Every day teacher Brenda Rico enters through the doorway of her fifth grade classroom and prepares for the arrival of her students. Child after child files into the room, each one a sponge; ready to absorb every bit of information their teacher has to offer them.
During her 26 years of teaching, Brenda has developed a solid idea of the values she hopes to instill in her students and the knowledge she wants to impart on them. So,when she stumbled upon Ingredients of Outliers: A Recipe for Personal Achievement during the summer of 2013, Brenda knew the book would impact both her life and the lives of her students.
Not long after, she began to read passages from Ingredients of Outliers to her students.
“The kids were on the edge of their seats and every day after we came back from lunch, I read them more,” Brenda said. “They were taking notes, they were asking questions and I actually had a kid writing on his arm trying to take notes.”
Brenda wrote the attributes highlighted in each chapter up on the white board for the children to discuss and learn. She could tell her students enjoyed their daily story time.
In the book, author Dr. John Shufeldt explains how he didn’t exactly fit the mold of a perfect student in his early years, but how his early shortcomings only amplified his ambitions to succeed. This resonated with Brenda in a particular way.
“As an educator, I now find myself smiling as I reflect on my students who tend to be a bit “quirky” or different,” said Brenda. “I often wonder how their exceptionalities may help them achieve great success as they pursue their dreams.”
The book has allowed her to change her perspective and she now tries to help students uncover their own unique, hidden talents and overcome obstacles that could interfere with their future achievements.

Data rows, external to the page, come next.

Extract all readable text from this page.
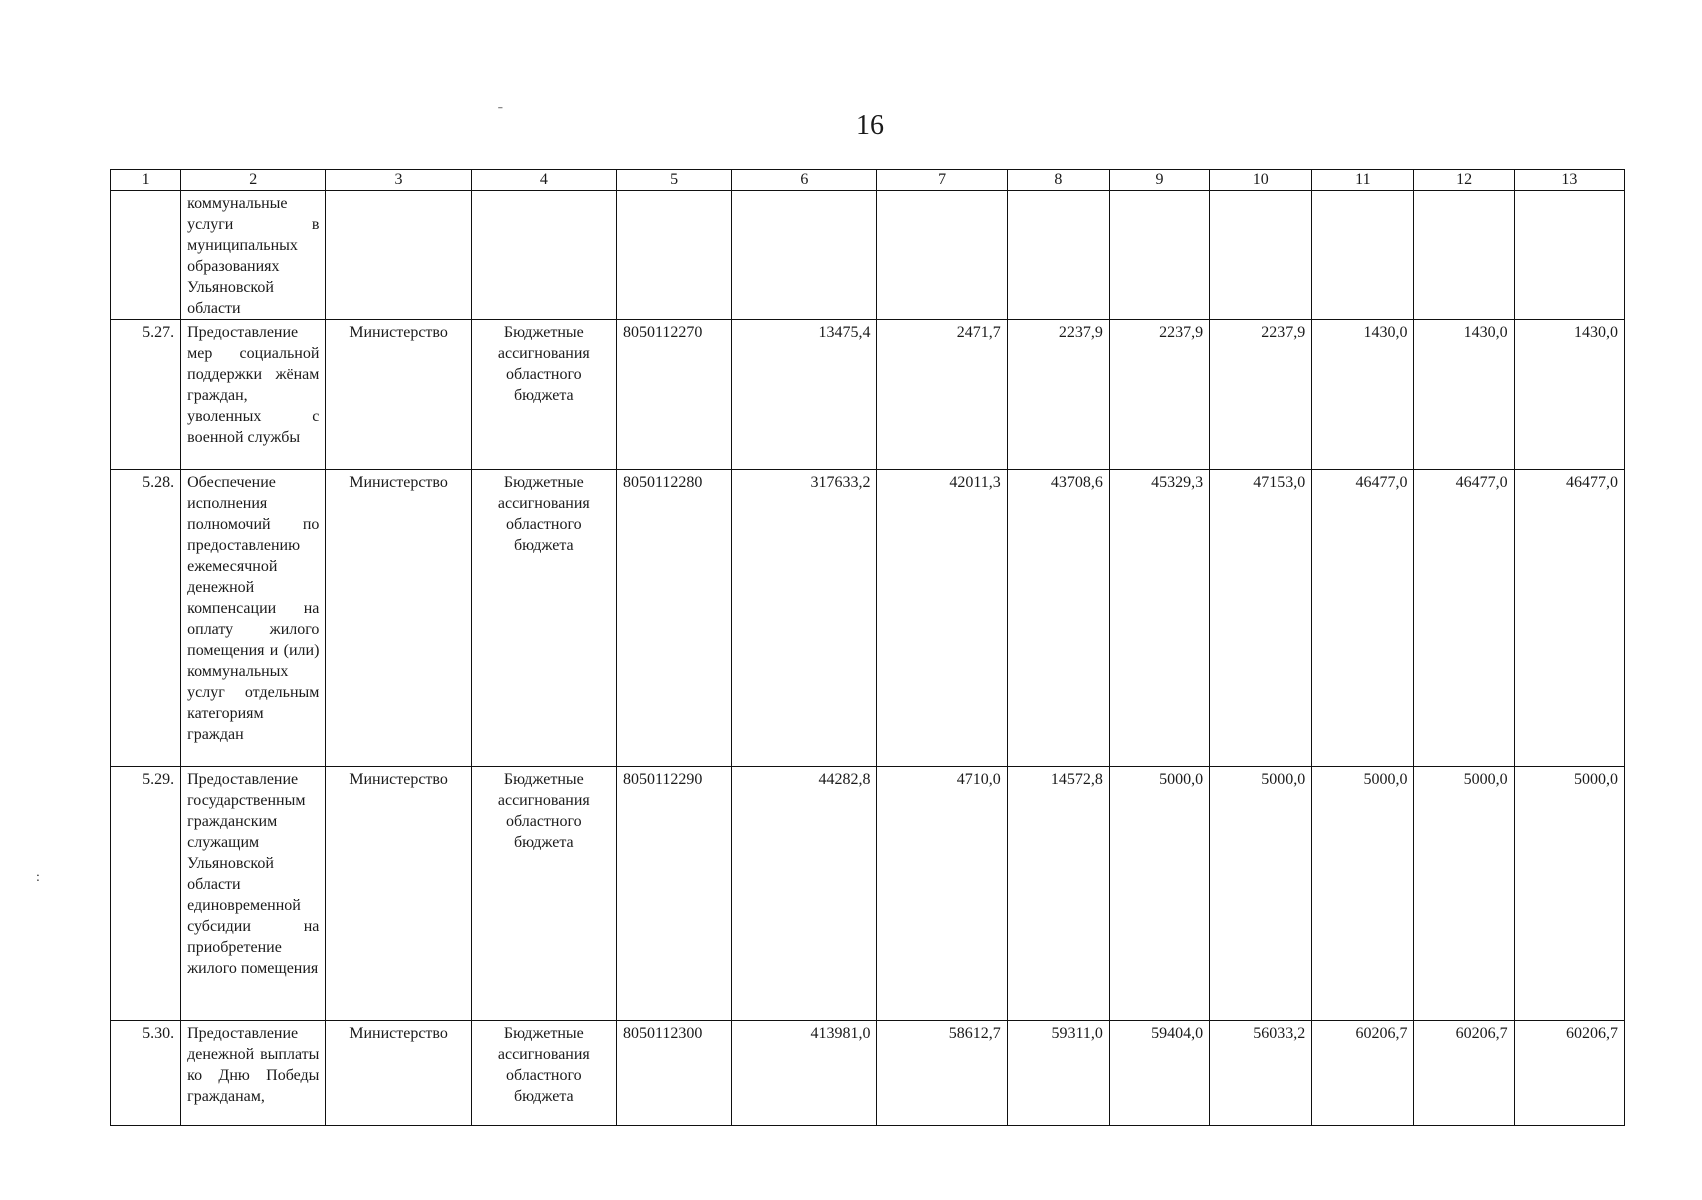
16
ˉ
:
1	2	3	4	5	6	7	8	9	10	11	12	13
	коммунальные услуги в муниципальных образованиях Ульяновской области											
5.27.	Предоставление мер социальной поддержки жёнам граждан, уволенных с военной службы	Министерство	Бюджетные ассигнования областного бюджета	8050112270	13475,4	2471,7	2237,9	2237,9	2237,9	1430,0	1430,0	1430,0
5.28.	Обеспечение исполнения полномочий по предоставлению ежемесячной денежной компенсации на оплату жилого помещения и (или) коммунальных услуг отдельным категориям граждан	Министерство	Бюджетные ассигнования областного бюджета	8050112280	317633,2	42011,3	43708,6	45329,3	47153,0	46477,0	46477,0	46477,0
5.29.	Предоставление государственным гражданским служащим Ульяновской области единовременной субсидии на приобретение жилого помещения	Министерство	Бюджетные ассигнования областного бюджета	8050112290	44282,8	4710,0	14572,8	5000,0	5000,0	5000,0	5000,0	5000,0
5.30.	Предоставление денежной выплаты ко Дню Победы гражданам,	Министерство	Бюджетные ассигнования областного бюджета	8050112300	413981,0	58612,7	59311,0	59404,0	56033,2	60206,7	60206,7	60206,7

“I feel more capable of ‘planting the seeds’ of knowledge by teaching my children the strategies offered by Dr. Shufeldt,” she said.
Reaching beyond her career and into her personal life, Brenda said the book allowed her to overcome one of her own obstacles.
“I tend to not put myself out there because I’m afraid I’m going to look foolish or I’m going to look like a failure,” Brenda said. “Reading that chapter [on failure] had the biggest impact on me because most people who succeed, who are great leaders or who do well, failed a lot and it’s okay to fail…I couldn’t help but think this is everything I would really want to teach my children, from the historical little stories to the quotes.”
One of Brenda’s students wrote a letter to Dr. Shufeldt.
“I love your book, and I can’t wait for when your kids’ book comes out,” the student said. “You made me a better version of myself.”
These students inspired Dr. Shufeldt to write a second version of Ingredients of Outliers entitled Ingredients for Young Outliers: A Student Handbook for Success, which is intended for a younger audience. He is scheduled to return to the elementary school again this March for a reading and book signing, shortly after the new book is published.